Karen, Harney, and I just returned from a wonderful birding weekend in SE Iowa. On our way down we stopped at Eddyville Sand Dunes Prairie, which we had never visited. Some great habitat there we had never seen in Iowa, and nice birding as well, including BELL'S VIREO, ORCHARD ORIOLE, RED-HEADED WOODPECKER and CLAY-COLORED SPARROW. Finding the campground at Lacey-Keosauqua State Park closed (during the best camping month of the year ?!?) we pivoted towards Shimek SF (Lee Co) and camped at White Oak in Donnellson unit for two nights. Each night we heard 3 - 5 EASTERN WHIP-POOR-WILLS, and multiple BARRED OWLS as well as noisy coyotes calling in chorus. Our constant companions in the campsite were a BLUE-WINGED WARBLER (commonly seen wherever we went down there, it seemed), a BLUE-GRAY GNATCATCHER pair making their gnatcher noises, and OVENBIRDS, with SUMMER TANAGER dropping through occasionally. Along Donnellson Road in the forest we had both GRAY-CHEEKED THRUSH and BLACK-THROATED GREEN WARBLER.
On Saturday we birded Ely Ford area of Lacey-Keosauqua State Park, which was abundant with NORTHERN PARULA and WARBLING VIREO. We had multiple YELLOW-THROATED WARBLERS near the road, and walked in along the creek , finding a couple GOLDEN-WINGED WARBLERS, a few CHESTNUT-SIDED WARBLERS, a loudly singing very conspicuous KENTUCKY WARBLER, and our FOY EASTERN WOOD-PEWEE. A late morning hike around Lake Lacey was less birdy, but still yielded two more Kentucky Warblers and more Chestnut-sideds. ACADIAN FLYCATCHER was heard, WOOD THRUSH was heard often and seen briefly, and a stunning PILEATED WOODPECKER made an appearance. An afternoon stop by Lake Sugema found PURPLE MARTINS, PALM WARBLERS, and NORTHERN BOBWHITE.
This morning's walk around the Croton Unit of Shimek State Forest yielded about five each of YELLOW-BREASTED CHAT and WHITE-EYED VIREO, both of which were conspicuous and giving great views.
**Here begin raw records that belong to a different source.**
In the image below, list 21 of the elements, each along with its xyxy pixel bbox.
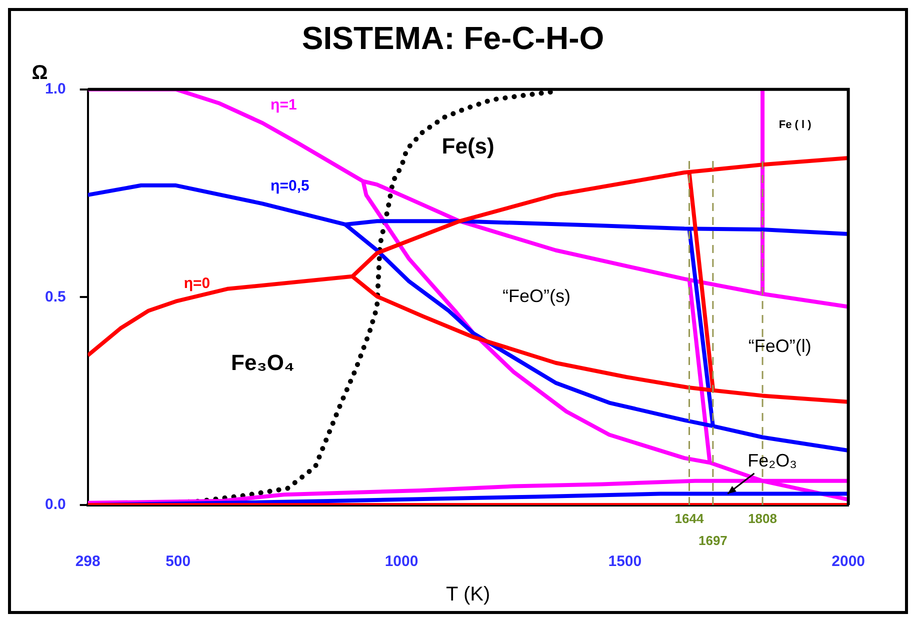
annotation: Fe₃O₄ [231, 350, 294, 375]
annotation: “FeO”(l) [748, 336, 812, 356]
ref-line-label: 1697 [698, 533, 728, 548]
x-tick-label: 500 [166, 553, 191, 570]
x-tick-label: 2000 [832, 553, 866, 570]
y-tick-label: 0.5 [44, 288, 66, 306]
annotation: Fe ( l ) [778, 118, 812, 131]
annotation: Fe(s) [442, 134, 494, 159]
x-tick-label: 1000 [384, 553, 418, 570]
annotation: Fe₂O₃ [748, 450, 797, 470]
series-label: η=0 [184, 274, 210, 292]
series-label: η=0,5 [270, 177, 310, 194]
annotation: “FeO”(s) [502, 286, 571, 306]
series-label: η=1 [270, 96, 297, 114]
chart-title: SISTEMA: Fe-C-H-O [302, 20, 604, 56]
x-axis-title: T (K) [446, 584, 490, 606]
y-tick-label: 0.0 [44, 496, 66, 514]
x-tick-label: 1500 [608, 553, 642, 570]
ref-line-label: 1644 [674, 511, 704, 526]
x-tick-label: 298 [75, 553, 100, 570]
ref-line-label: 1808 [748, 511, 777, 526]
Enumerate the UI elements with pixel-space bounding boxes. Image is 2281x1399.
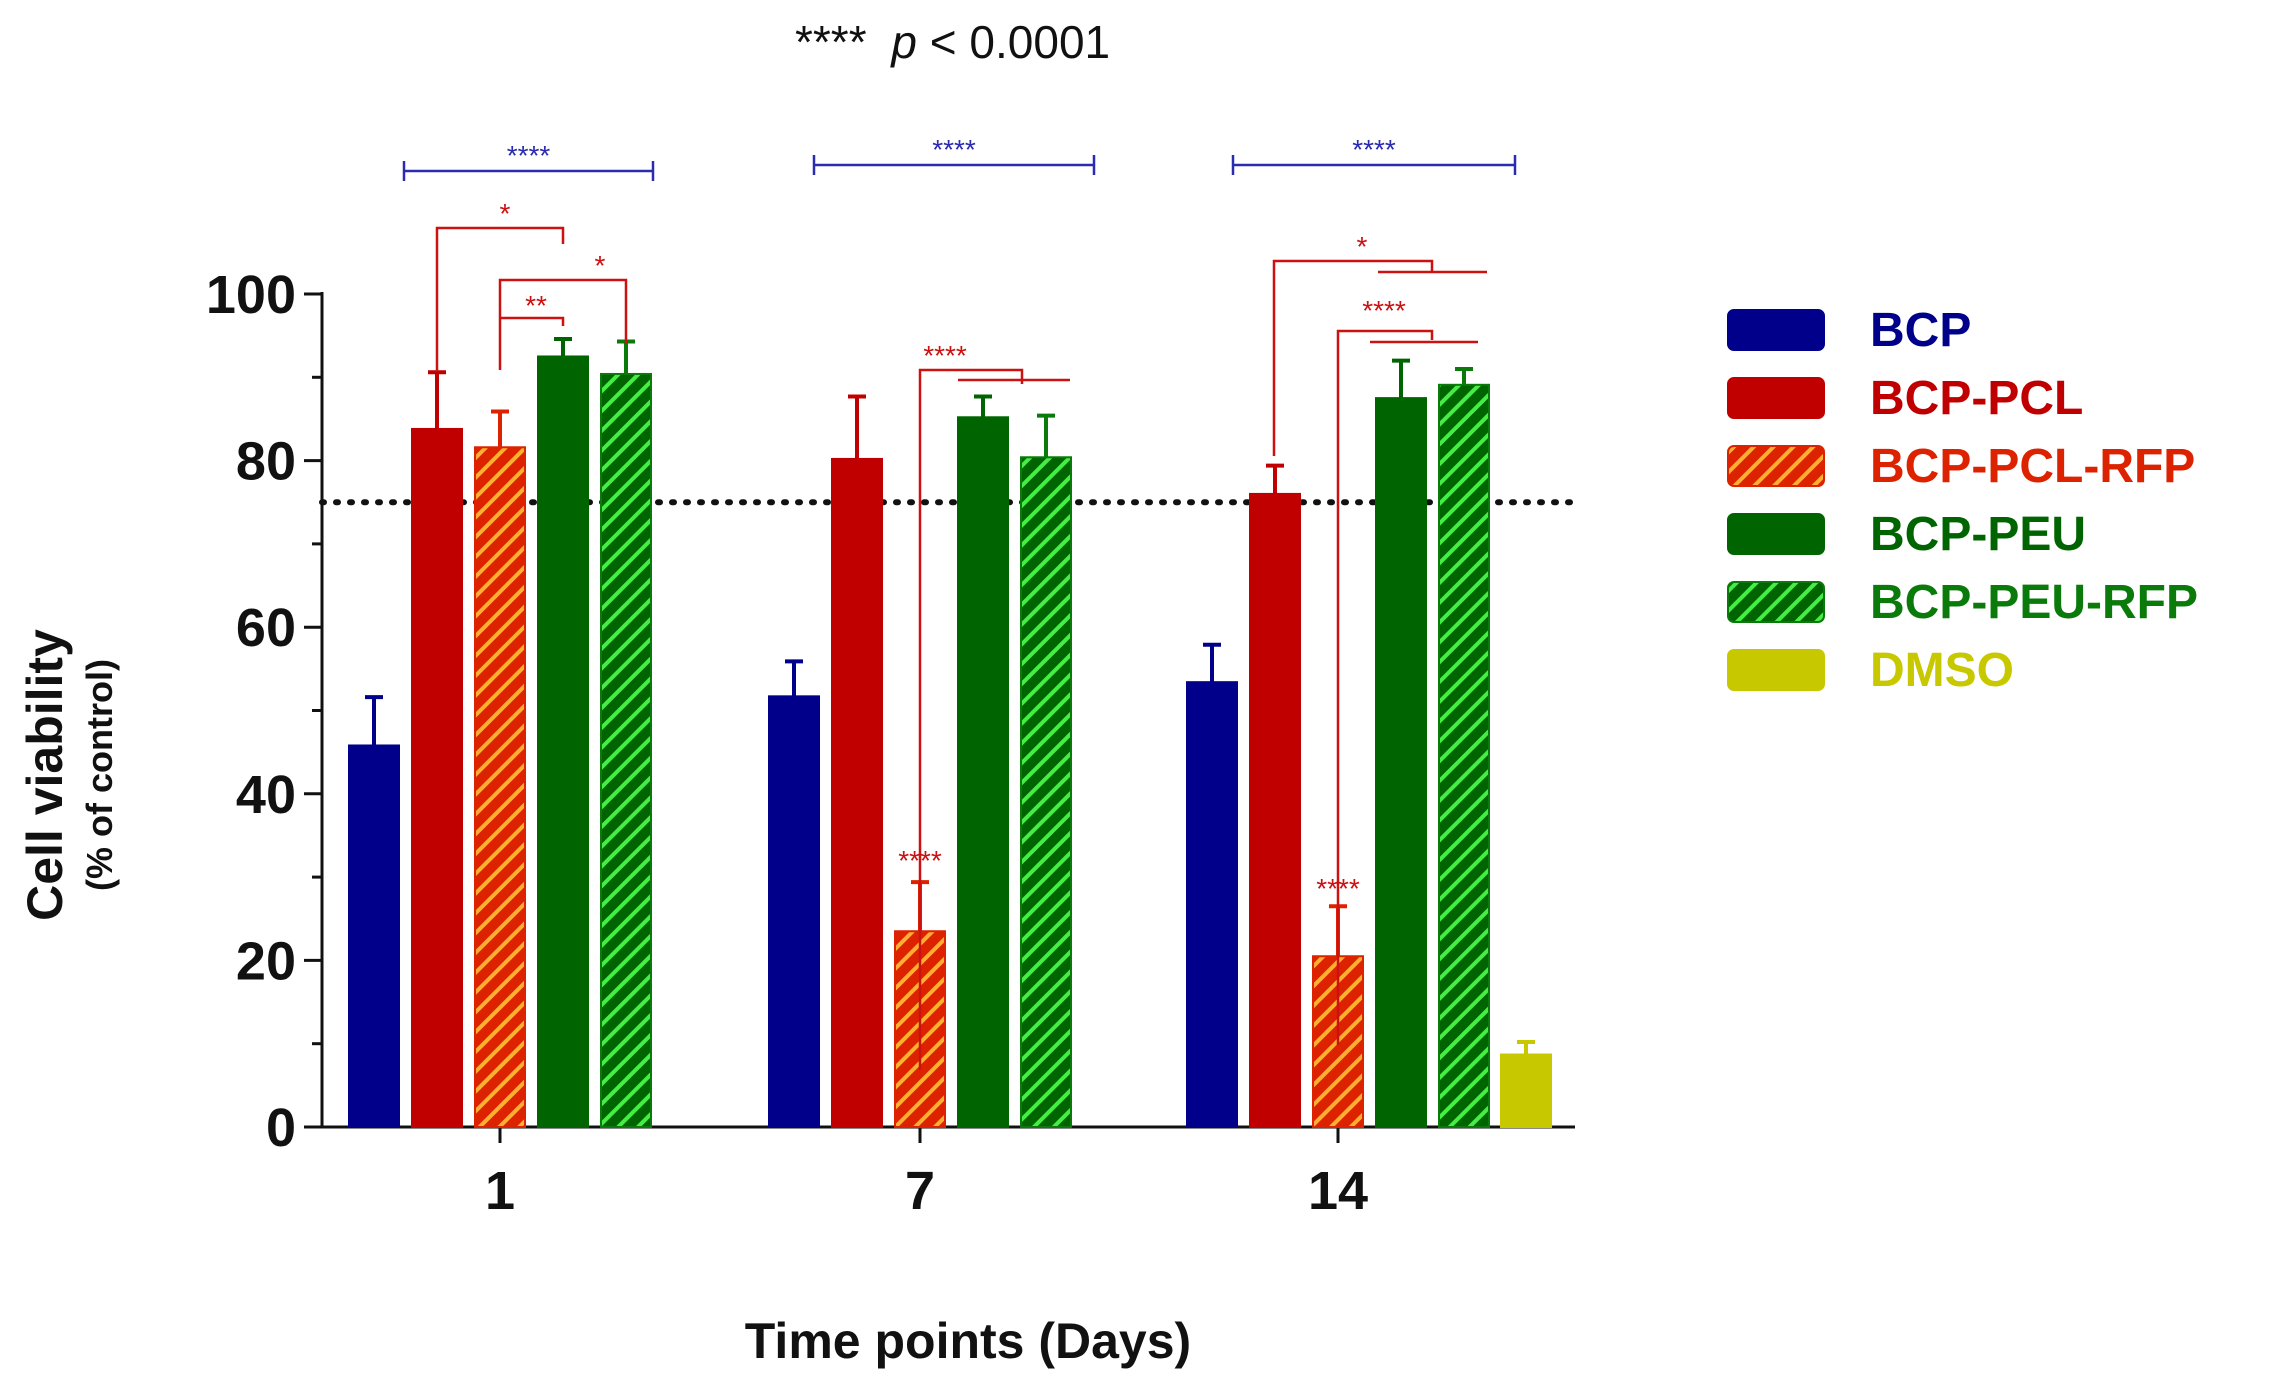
legend-swatch-bcp xyxy=(1727,309,1825,351)
y-tick-label: 80 xyxy=(236,432,296,492)
bar-bcp-peu-rfp-day-7 xyxy=(1020,456,1072,1128)
legend: BCP BCP-PCL BCP-PCL-RFP BCP-PEU BCP-PEU-RFP D… xyxy=(1727,304,2198,697)
x-tick-label: 1 xyxy=(485,1161,515,1221)
bar-bcp-pcl-rfp-day-1 xyxy=(474,446,526,1129)
bar-bcp-peu-rfp-day-1 xyxy=(600,372,652,1128)
bar-bcp-day-7 xyxy=(768,695,820,1128)
legend-label-bcp-peu-rfp: BCP-PEU-RFP xyxy=(1870,576,2198,629)
legend-label-bcp-peu: BCP-PEU xyxy=(1870,508,2086,561)
bar-bcp-pcl-day-7 xyxy=(831,457,883,1128)
bar-bcp-pcl-day-1 xyxy=(411,427,463,1129)
legend-swatch-bcp-peu-rfp xyxy=(1727,581,1825,623)
p-note-rest: < 0.0001 xyxy=(930,16,1110,68)
legend-swatch-dmso xyxy=(1727,649,1825,691)
sig-bracket-red xyxy=(500,316,565,326)
bar-bcp-day-1 xyxy=(348,744,400,1129)
y-axis-subtitle: (% of control) xyxy=(79,659,120,891)
legend-swatch-bcp-pcl-rfp xyxy=(1727,445,1825,487)
bar-bcp-peu-day-7 xyxy=(957,416,1009,1128)
legend-label-bcp-pcl-rfp: BCP-PCL-RFP xyxy=(1870,440,2195,493)
y-tick-label: 100 xyxy=(206,265,296,325)
sig-label-red: **** xyxy=(923,340,967,371)
x-tick-label: 7 xyxy=(905,1161,935,1221)
p-note-stars: **** xyxy=(795,16,867,68)
bar-bcp-peu-rfp-day-14 xyxy=(1438,383,1490,1128)
x-tick-label: 14 xyxy=(1308,1161,1368,1221)
sig-label-red: * xyxy=(595,250,606,281)
sig-label-red: ** xyxy=(525,290,547,321)
bar-bcp-peu-day-1 xyxy=(537,355,589,1129)
bar-bcp-peu-day-14 xyxy=(1375,397,1427,1128)
sig-label-red: **** xyxy=(1316,873,1360,904)
legend-label-dmso: DMSO xyxy=(1870,644,2014,697)
sig-label-blue: **** xyxy=(932,134,976,165)
sig-bracket-red xyxy=(1272,259,1434,456)
sig-bracket-red xyxy=(918,368,1024,1070)
sig-bracket-red xyxy=(1336,329,1434,1045)
y-axis-title: Cell viability xyxy=(17,629,73,921)
sig-label-red: **** xyxy=(1362,295,1406,326)
p-note-p: p xyxy=(889,16,917,68)
y-tick-label: 20 xyxy=(236,931,296,991)
sig-label-red: * xyxy=(500,198,511,229)
sig-label-red: **** xyxy=(898,845,942,876)
legend-label-bcp-pcl: BCP-PCL xyxy=(1870,372,2083,425)
sig-bracket-red xyxy=(498,278,628,370)
p-value-note: **** p < 0.0001 xyxy=(795,16,1110,68)
y-tick-label: 0 xyxy=(266,1098,296,1158)
legend-swatch-bcp-pcl xyxy=(1727,377,1825,419)
y-tick-label: 60 xyxy=(236,598,296,658)
y-tick-label: 40 xyxy=(236,765,296,825)
sig-label-red: * xyxy=(1357,231,1368,262)
sig-label-blue: **** xyxy=(1352,134,1396,165)
sig-bracket-red xyxy=(435,226,565,372)
x-axis-title: Time points (Days) xyxy=(745,1313,1191,1369)
legend-swatch-bcp-peu xyxy=(1727,513,1825,555)
sig-label-blue: **** xyxy=(507,140,551,171)
bar-bcp-pcl-day-14 xyxy=(1249,492,1301,1129)
bar-bcp-day-14 xyxy=(1186,681,1238,1128)
legend-label-bcp: BCP xyxy=(1870,304,1971,357)
bar-dmso-day-14 xyxy=(1500,1053,1552,1129)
We were lacking two vireo species for our Iowa vireo slam for this trip, when a WHITE-EYED sounded off, then appeared, then flew into a tree very close to us. Karen said "There's two!" but when we inspected the second one, it turned out to be a PHILADELPHIA VIREO. That was a nice moment of serendipity, as the slam was completed. A SCARLET TANAGER made a nice appearance as well, and eight BLUE-WINGED WARBLERS eventually stopped gaining our attention. INDIGO BUNTINGS buzzed like an invading army. No Worm-eating Warbler was detected this morning, and the wrecked cars to the east were silent of wrens, though just to the east of the junk a GREEN HERON flew up off of a farm pond for an unexpected viewing. Back at Croton, walking the road along the creek gained us a LOUISIANA WATERTHRUSH at the creek crossing, a BARRED OWL flushing from under the bridge, another YELLOW-THROATED WARBLER, a curious OVENBIRD who was strutting along the gravel road for over two minutes, maybe picking up grit (?), and a FOY MAGNOLIA WARBLER, a nice capper for the trip. As a bonus, when we arrived home Karen discovered that our local EASTERN PHOEBES (which had been acting suspiciously) had built a nest above our seldom used porch door behind our garage and the female was sitting on it. We'll be watching their progress with interest.
Enjoyed meeting Chuck Fuller and Candace Havely along the birding trail, as well as some nice new-to-us birders from Fairfield and elsewhere. Hope to see many of you at IOU.